Nel mese di Ramadan concentriamo la nostra attività sull’alimentazione e in particolare sulla carne. Molte associazioni preparano dei pacchetti di alimenti di base. Noi vorremmo dare ad ogni famiglia un po’ di più, oltre alla carne per l’interruzione del digiuno (iftar).  
 
Il mio viaggio in Palestina:
 
Innanzitutto vorrei dire che la Palestina è un paese meraviglioso. Questo paese è bello e ricco di storia e di cultura…
La Palestina è la patria dell’umanità, in cui sono nati e/o hanno vissuto tutti i nostri grandi Profeti. È un luogo spirituale, la “Terra Santa”, che tocca persino il cuore agli atei.
Vorrei anche raccontare delle persone fantastiche che vi ho incontrato.
Ho avuto modo di conoscere persone che hanno rinunciato all’emigrazione all’estero per condurre una vita migliore per rimanere presso il loro popolo, per non darsi vinto .. fino alla fine!
 
Qui ho trovato persone che per il loro popolo non si fermano davanti a nulla. Offrono il loro sostegno instancabile nella vita di tutti i giorni nel campo profughi, aiutano i bambini, le donne e gli handicappati per migliorare le loro vite…
 
Purtroppo ho anche avuto la possibilità di vedere con i miei occhi l’onnipresenza dell’occupazione. Per coloro che hanno la possibilità di ottenere la carta blu e possono dunque viaggiare (non tutti hanno la carta blu e dunque non sono mai usciti dai campi profughi), l’umiliazione è all’ordine del giorno. Ad ogni check point.
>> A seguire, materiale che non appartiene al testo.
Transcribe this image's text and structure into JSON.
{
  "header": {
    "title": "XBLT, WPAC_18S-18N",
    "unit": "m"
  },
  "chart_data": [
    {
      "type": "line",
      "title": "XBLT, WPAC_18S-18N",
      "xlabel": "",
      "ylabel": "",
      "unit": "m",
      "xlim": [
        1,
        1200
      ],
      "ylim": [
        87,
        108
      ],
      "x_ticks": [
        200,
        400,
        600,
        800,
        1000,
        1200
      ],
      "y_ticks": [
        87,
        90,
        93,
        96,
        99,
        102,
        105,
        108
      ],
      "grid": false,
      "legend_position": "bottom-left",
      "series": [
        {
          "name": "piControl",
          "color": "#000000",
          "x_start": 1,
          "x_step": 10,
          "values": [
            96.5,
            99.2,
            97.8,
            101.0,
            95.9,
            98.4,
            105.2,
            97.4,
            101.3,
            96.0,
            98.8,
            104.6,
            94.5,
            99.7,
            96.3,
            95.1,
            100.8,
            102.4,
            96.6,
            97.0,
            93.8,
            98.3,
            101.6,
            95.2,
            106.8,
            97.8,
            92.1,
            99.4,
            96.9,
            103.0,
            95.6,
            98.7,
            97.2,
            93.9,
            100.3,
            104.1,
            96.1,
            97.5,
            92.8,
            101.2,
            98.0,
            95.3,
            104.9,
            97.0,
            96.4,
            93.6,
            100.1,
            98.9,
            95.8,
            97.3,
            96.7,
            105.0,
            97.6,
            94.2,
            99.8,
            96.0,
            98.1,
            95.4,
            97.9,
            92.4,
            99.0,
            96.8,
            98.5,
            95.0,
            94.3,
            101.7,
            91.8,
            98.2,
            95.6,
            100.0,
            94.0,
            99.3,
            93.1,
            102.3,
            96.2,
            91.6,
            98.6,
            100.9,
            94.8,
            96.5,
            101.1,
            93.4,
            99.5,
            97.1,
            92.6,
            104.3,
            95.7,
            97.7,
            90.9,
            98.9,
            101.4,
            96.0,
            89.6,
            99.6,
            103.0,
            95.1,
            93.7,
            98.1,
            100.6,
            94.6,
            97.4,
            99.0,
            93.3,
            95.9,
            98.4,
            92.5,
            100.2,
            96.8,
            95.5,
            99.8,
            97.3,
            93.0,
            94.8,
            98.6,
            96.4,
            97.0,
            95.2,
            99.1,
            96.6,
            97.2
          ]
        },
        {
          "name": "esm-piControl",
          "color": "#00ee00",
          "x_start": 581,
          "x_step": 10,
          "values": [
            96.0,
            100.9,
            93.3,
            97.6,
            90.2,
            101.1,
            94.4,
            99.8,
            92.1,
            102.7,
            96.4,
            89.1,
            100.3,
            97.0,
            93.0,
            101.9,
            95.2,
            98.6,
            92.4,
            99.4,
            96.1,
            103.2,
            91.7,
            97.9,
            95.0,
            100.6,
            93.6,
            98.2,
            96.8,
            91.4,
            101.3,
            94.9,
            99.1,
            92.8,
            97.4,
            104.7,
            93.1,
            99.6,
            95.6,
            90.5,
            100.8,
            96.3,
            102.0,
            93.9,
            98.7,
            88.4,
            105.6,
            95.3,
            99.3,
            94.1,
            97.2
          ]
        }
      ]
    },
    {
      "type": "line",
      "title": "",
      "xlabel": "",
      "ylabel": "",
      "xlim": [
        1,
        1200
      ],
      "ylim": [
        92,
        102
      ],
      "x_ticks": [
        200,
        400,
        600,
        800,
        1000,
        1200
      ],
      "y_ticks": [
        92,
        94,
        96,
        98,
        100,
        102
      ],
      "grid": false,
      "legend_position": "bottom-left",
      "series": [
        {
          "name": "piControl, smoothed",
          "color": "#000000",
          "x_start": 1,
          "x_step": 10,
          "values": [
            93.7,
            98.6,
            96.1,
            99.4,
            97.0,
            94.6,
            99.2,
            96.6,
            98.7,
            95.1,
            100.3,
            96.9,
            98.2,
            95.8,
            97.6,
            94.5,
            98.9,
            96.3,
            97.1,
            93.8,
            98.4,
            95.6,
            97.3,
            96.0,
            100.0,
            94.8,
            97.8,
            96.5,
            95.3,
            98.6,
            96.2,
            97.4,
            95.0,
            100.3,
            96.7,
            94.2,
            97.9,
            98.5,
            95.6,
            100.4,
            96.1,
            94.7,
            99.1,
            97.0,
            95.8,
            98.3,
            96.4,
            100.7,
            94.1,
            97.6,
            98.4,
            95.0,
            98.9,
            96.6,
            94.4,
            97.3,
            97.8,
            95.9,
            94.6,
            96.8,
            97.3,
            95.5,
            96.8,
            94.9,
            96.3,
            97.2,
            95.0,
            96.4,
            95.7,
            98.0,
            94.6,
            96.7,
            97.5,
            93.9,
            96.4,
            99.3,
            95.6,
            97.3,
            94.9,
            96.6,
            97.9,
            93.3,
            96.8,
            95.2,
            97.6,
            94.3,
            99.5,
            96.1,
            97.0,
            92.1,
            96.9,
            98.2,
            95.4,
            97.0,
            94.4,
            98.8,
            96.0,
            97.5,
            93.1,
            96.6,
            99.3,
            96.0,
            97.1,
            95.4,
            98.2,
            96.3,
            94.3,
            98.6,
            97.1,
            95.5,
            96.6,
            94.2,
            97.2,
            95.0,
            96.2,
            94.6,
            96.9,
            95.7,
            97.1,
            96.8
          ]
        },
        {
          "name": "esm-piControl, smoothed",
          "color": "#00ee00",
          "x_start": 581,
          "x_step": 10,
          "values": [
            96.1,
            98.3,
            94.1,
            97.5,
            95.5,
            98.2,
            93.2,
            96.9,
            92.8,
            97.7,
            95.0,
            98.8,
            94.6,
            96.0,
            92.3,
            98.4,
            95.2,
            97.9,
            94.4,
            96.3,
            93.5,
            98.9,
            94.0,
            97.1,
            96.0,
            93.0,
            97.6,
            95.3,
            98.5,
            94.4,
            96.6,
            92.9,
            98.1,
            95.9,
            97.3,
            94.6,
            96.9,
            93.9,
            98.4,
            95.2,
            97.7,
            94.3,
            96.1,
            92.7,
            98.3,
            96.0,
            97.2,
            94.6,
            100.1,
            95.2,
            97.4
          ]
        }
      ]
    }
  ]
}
Quest’umiliazione è onnipresente.
 
Sono “loro” a decidere persino se possono pregare ed accedere a certe moschee (al-Aqsa, Hebron … e sicuramente ce ne saranno altre) o meno.
Spesso le automobili in uno stesso giorno vengono controllate diverse volte. E ad ogni passaggio può essere che il tutto vada storto, per motivi sconosciuti…
Durante questi controlli arbitrari, ho sentito la paura, la disperazione, l’ira e la sofferenza … negli occhi di coloro che mi ospitavano.
Ho visto in che condizioni vivono le persone nei campi profughi di Shuafat… il problema dell’igiene in quel luogo. Questo campo profughi inizialmente era previsto per 15.000 profughi, e ora ne ospita quasi 60.000.
Ovunque mancano le infrastrutture. I bambini vanno a scuola a turni.
Non esiste uno smaltimento organizzato dei rifiuti. Non ci sono possibilità di trasportare i rifiuti al di fuori del campo profughi o di riciclarli. Ovviamente ne derivano enormi problemi di igiene…
Le bambine che hanno avuto la possibilità di proseguire i loro studi a Gerusalemme mi hanno raccontato che a volte non potevano andare a scuola perché erano “loro” ad averlo deciso. Aprono e chiudono i check point quando gli pare.
Riassumendo, si tratta  di un paese fantastico, di un popolo magnifico, di un paese oppresso dall’occupazione, trattato senza rispetto, completamente abbandonato, mentre la comunità internazionale non fa che guardare senza agire.